At some point after the war, Westheimer inevitably accepted that the Nazis had killed her parents. But she never sought out the details. All these years later, while visiting Israel during the filming of “Ask Dr. Ruth,” she goes to Yad Vashem and learns that her father died in 1942 in Auschwitz. The notation for her mother is “disappeared/murdered.”

“Ask Dr. Ruth” skillfully weaves three threads and three distinct time frames: its subject’s biography from the 1930s to the ’60s, her high-profile heyday in the 1980s and ’90s, and her peripatetic schedule of speaking engagements and family contacts climaxing with her 90th birthday last June.
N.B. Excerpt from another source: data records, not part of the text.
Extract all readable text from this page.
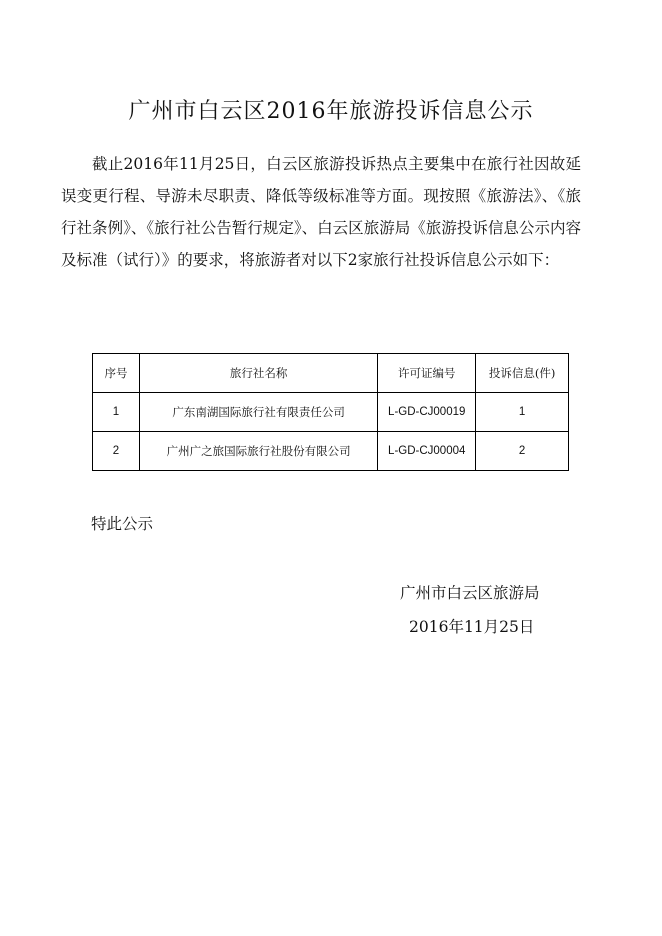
广州市白云区2016年旅游投诉信息公示

截止2016年11月25日，白云区旅游投诉热点主要集中在旅行社因故延误变更行程、导游未尽职责、降低等级标准等方面。现按照《旅游法》、《旅行社条例》、《旅行社公告暂行规定》、白云区旅游局《旅游投诉信息公示内容及标准（试行）》的要求，将旅游者对以下2家旅行社投诉信息公示如下：

序号	旅行社名称	许可证编号	投诉信息(件)
1	广东南湖国际旅行社有限责任公司	L-GD-CJ00019	1
2	广州广之旅国际旅行社股份有限公司	L-GD-CJ00004	2
特此公示
广州市白云区旅游局
2016年11月25日
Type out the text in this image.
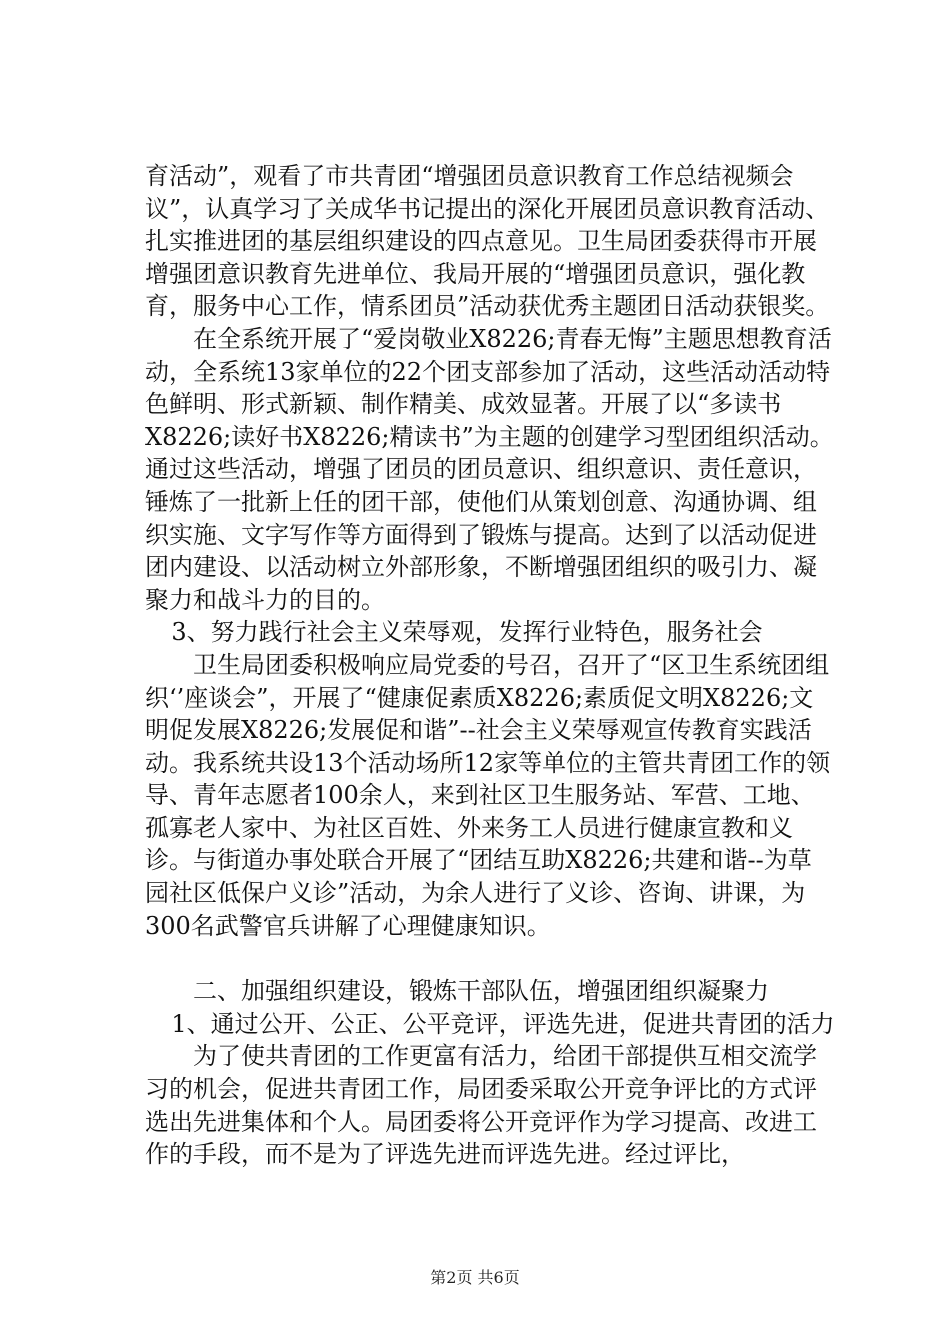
育活动”，观看了市共青团“增强团员意识教育工作总结视频会议”，认真学习了关成华书记提出的深化开展团员意识教育活动、扎实推进团的基层组织建设的四点意见。卫生局团委获得市开展增强团意识教育先进单位、我局开展的“增强团员意识，强化教育，服务中心工作，情系团员”活动获优秀主题团日活动获银奖。

在全系统开展了“爱岗敬业X8226;青春无悔”主题思想教育活动，全系统13家单位的22个团支部参加了活动，这些活动活动特色鲜明、形式新颖、制作精美、成效显著。开展了以“多读书X8226;读好书X8226;精读书”为主题的创建学习型团组织活动。通过这些活动，增强了团员的团员意识、组织意识、责任意识，锤炼了一批新上任的团干部，使他们从策划创意、沟通协调、组织实施、文字写作等方面得到了锻炼与提高。达到了以活动促进团内建设、以活动树立外部形象，不断增强团组织的吸引力、凝聚力和战斗力的目的。

3、努力践行社会主义荣辱观，发挥行业特色，服务社会

卫生局团委积极响应局党委的号召，召开了“区卫生系统团组织‘’座谈会”，开展了“健康促素质X8226;素质促文明X8226;文明促发展X8226;发展促和谐”--社会主义荣辱观宣传教育实践活动。我系统共设13个活动场所12家等单位的主管共青团工作的领导、青年志愿者100余人，来到社区卫生服务站、军营、工地、孤寡老人家中、为社区百姓、外来务工人员进行健康宣教和义诊。与街道办事处联合开展了“团结互助X8226;共建和谐--为草园社区低保户义诊”活动，为余人进行了义诊、咨询、讲课，为300名武警官兵讲解了心理健康知识。

二、加强组织建设，锻炼干部队伍，增强团组织凝聚力

1、通过公开、公正、公平竞评，评选先进，促进共青团的活力

为了使共青团的工作更富有活力，给团干部提供互相交流学习的机会，促进共青团工作，局团委采取公开竞争评比的方式评选出先进集体和个人。局团委将公开竞评作为学习提高、改进工作的手段，而不是为了评选先进而评选先进。经过评比，

第2页 共6页
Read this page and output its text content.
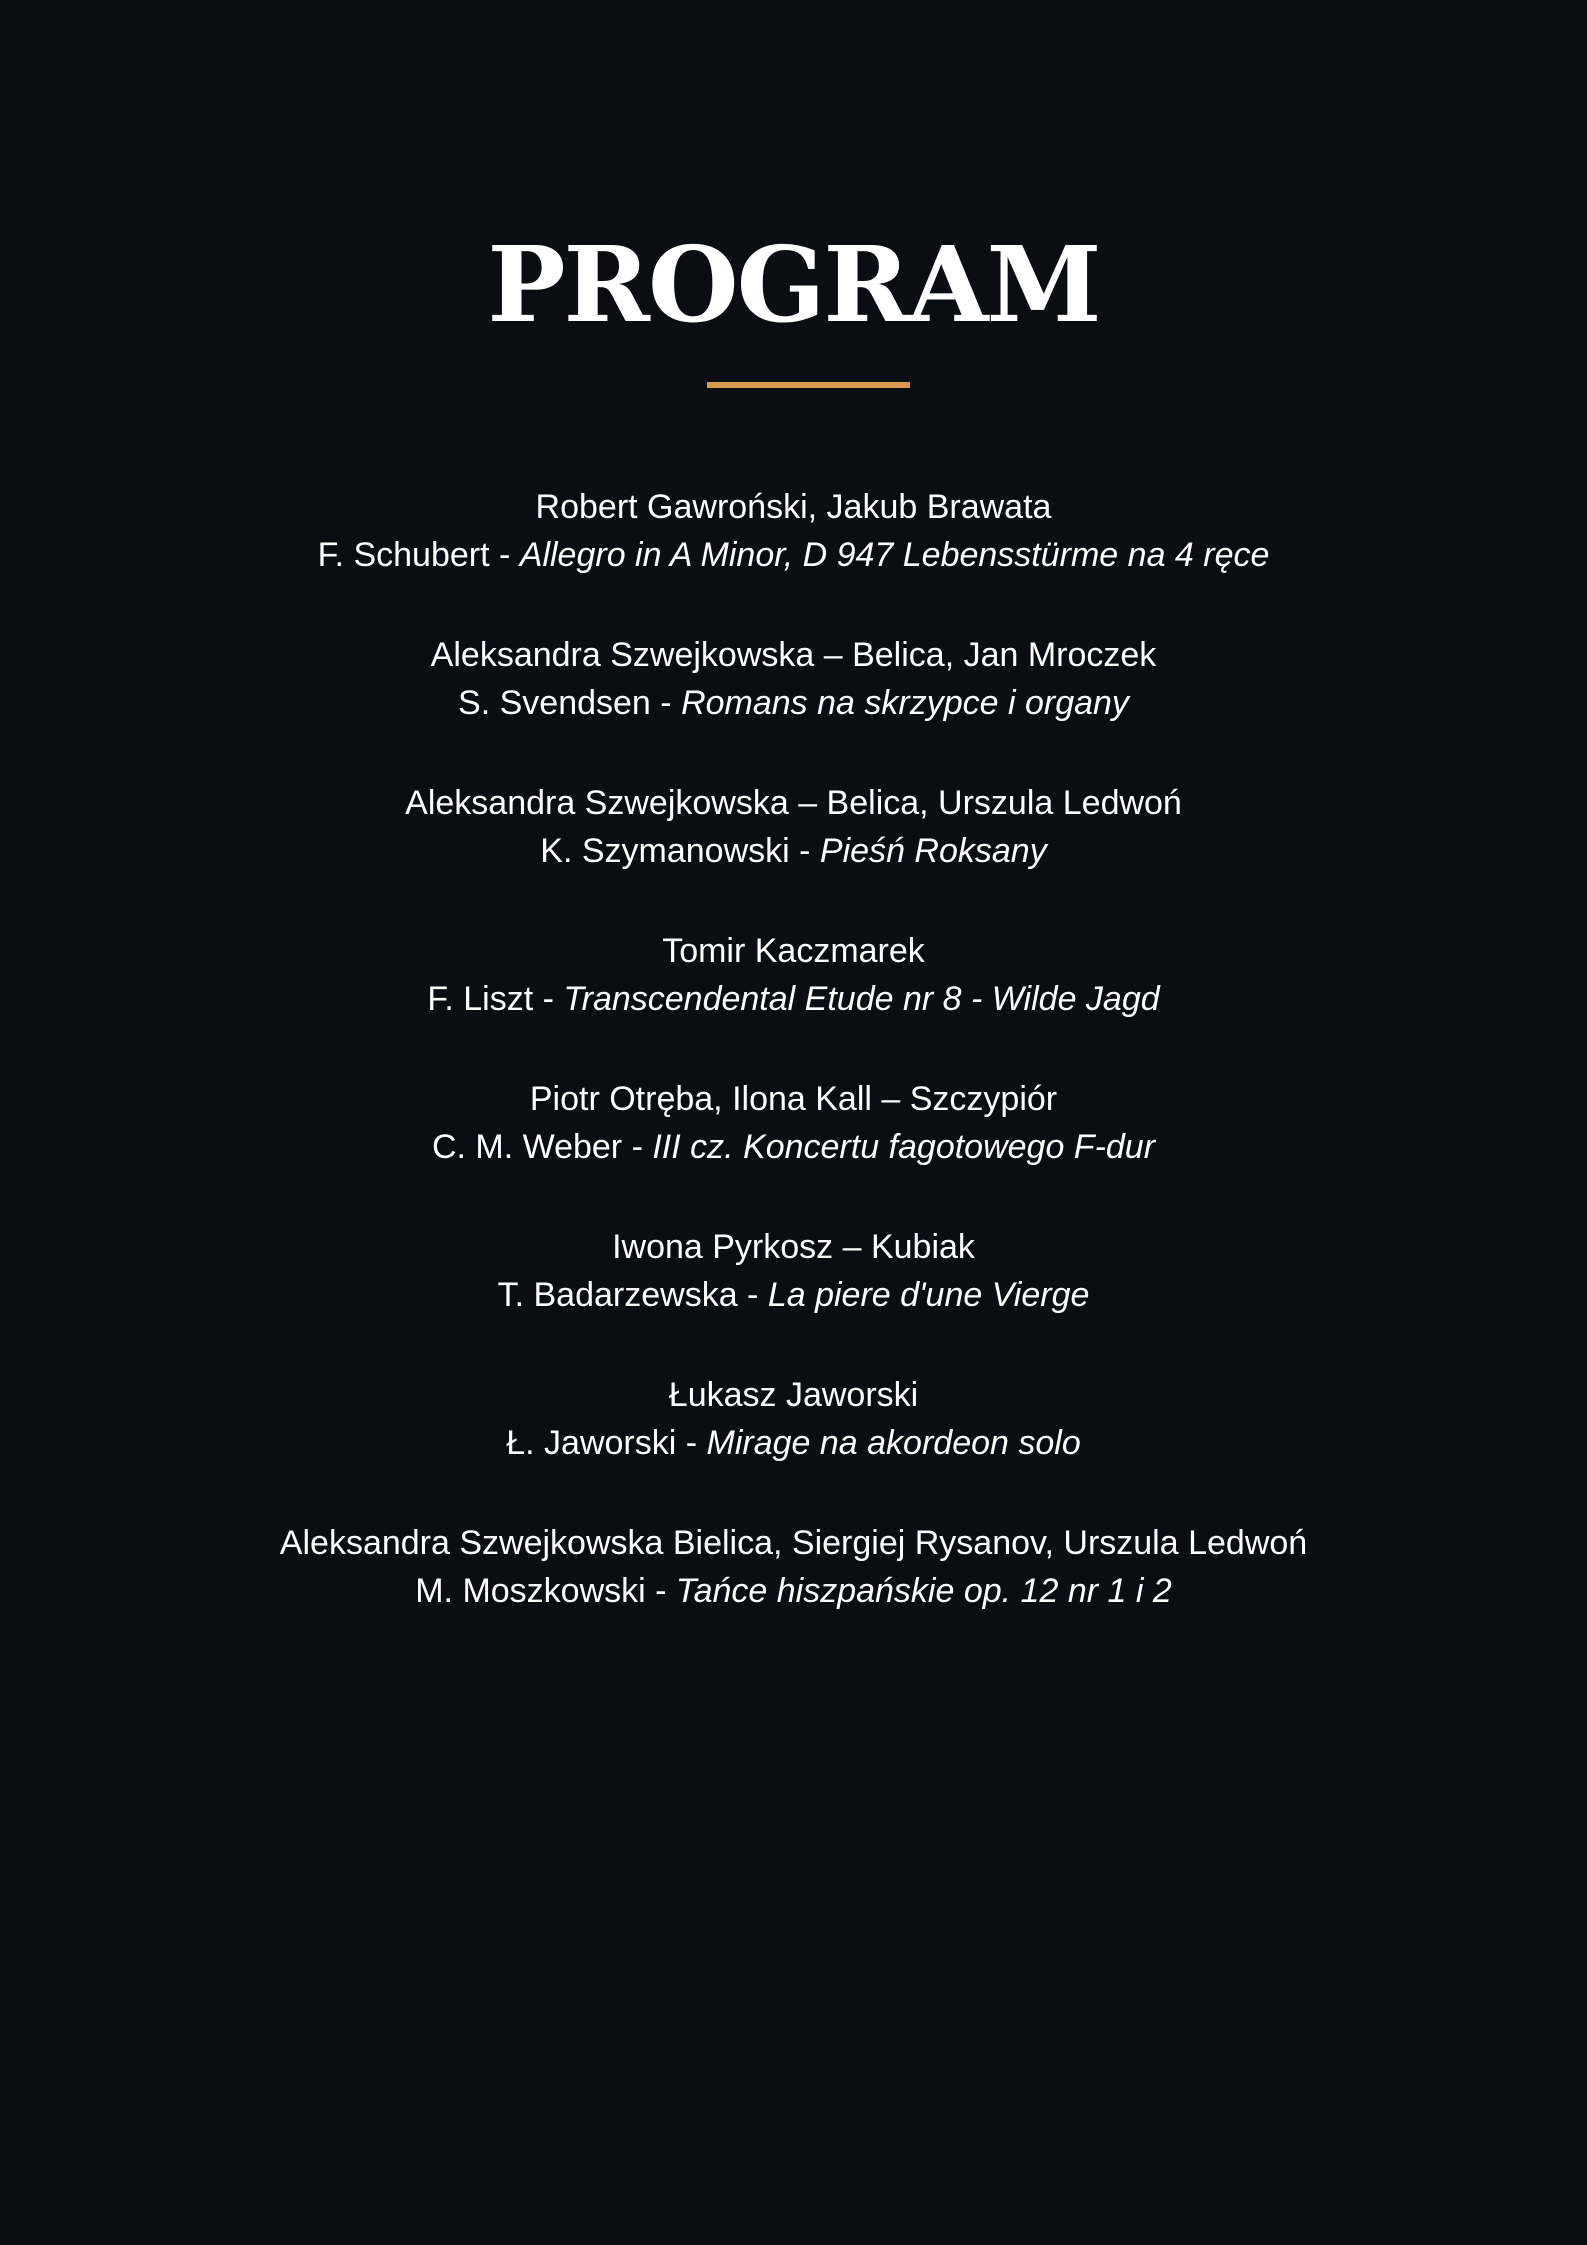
PROGRAM
Robert Gawroński, Jakub Brawata
F. Schubert - Allegro in A Minor, D 947 Lebensstürme na 4 ręce
Aleksandra Szwejkowska – Belica, Jan Mroczek
S. Svendsen - Romans na skrzypce i organy
Aleksandra Szwejkowska – Belica, Urszula Ledwoń
K. Szymanowski - Pieśń Roksany
Tomir Kaczmarek
F. Liszt - Transcendental Etude nr 8 - Wilde Jagd
Piotr Otręba, Ilona Kall – Szczypiór
C. M. Weber - III cz. Koncertu fagotowego F-dur
Iwona Pyrkosz – Kubiak
T. Badarzewska - La piere d'une Vierge
Łukasz Jaworski
Ł. Jaworski - Mirage na akordeon solo
Aleksandra Szwejkowska Bielica, Siergiej Rysanov, Urszula Ledwoń
M. Moszkowski - Tańce hiszpańskie op. 12 nr 1 i 2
The trek to Israel, fascinatingly, includes a visit with a friend from Kibbutz Ramat David, where Ruth Siegel
– persuaded that Karola was too German, she dropped it – landed in Palestine at age 17. This remarkable chapter of her life includes ceding her virginity, being trained as a Hagana sniper and, on her 20th birthday during the War of Independence, being injured so severely in a bombing that there was a question whether she’d be able to use her feet again.

The next 70 years of Dr. Ruth Westheimer’s life, spanning Paris, New York, three husbands, two children, a doctorate at age 42, a radio show, household name recognition and four grandchildren, are acutely interesting. But the imprint of coming of age during the war, without her parents but with determination, resourcefulness, intelligence and humor, defined Karola Ruth Siegel and infuses “Ask Dr. Ruth” with timeless importance.

“From my background,” Westheimer declares, “all of the things I’ve survived, I have an obligation to live large and make a dent in this world.”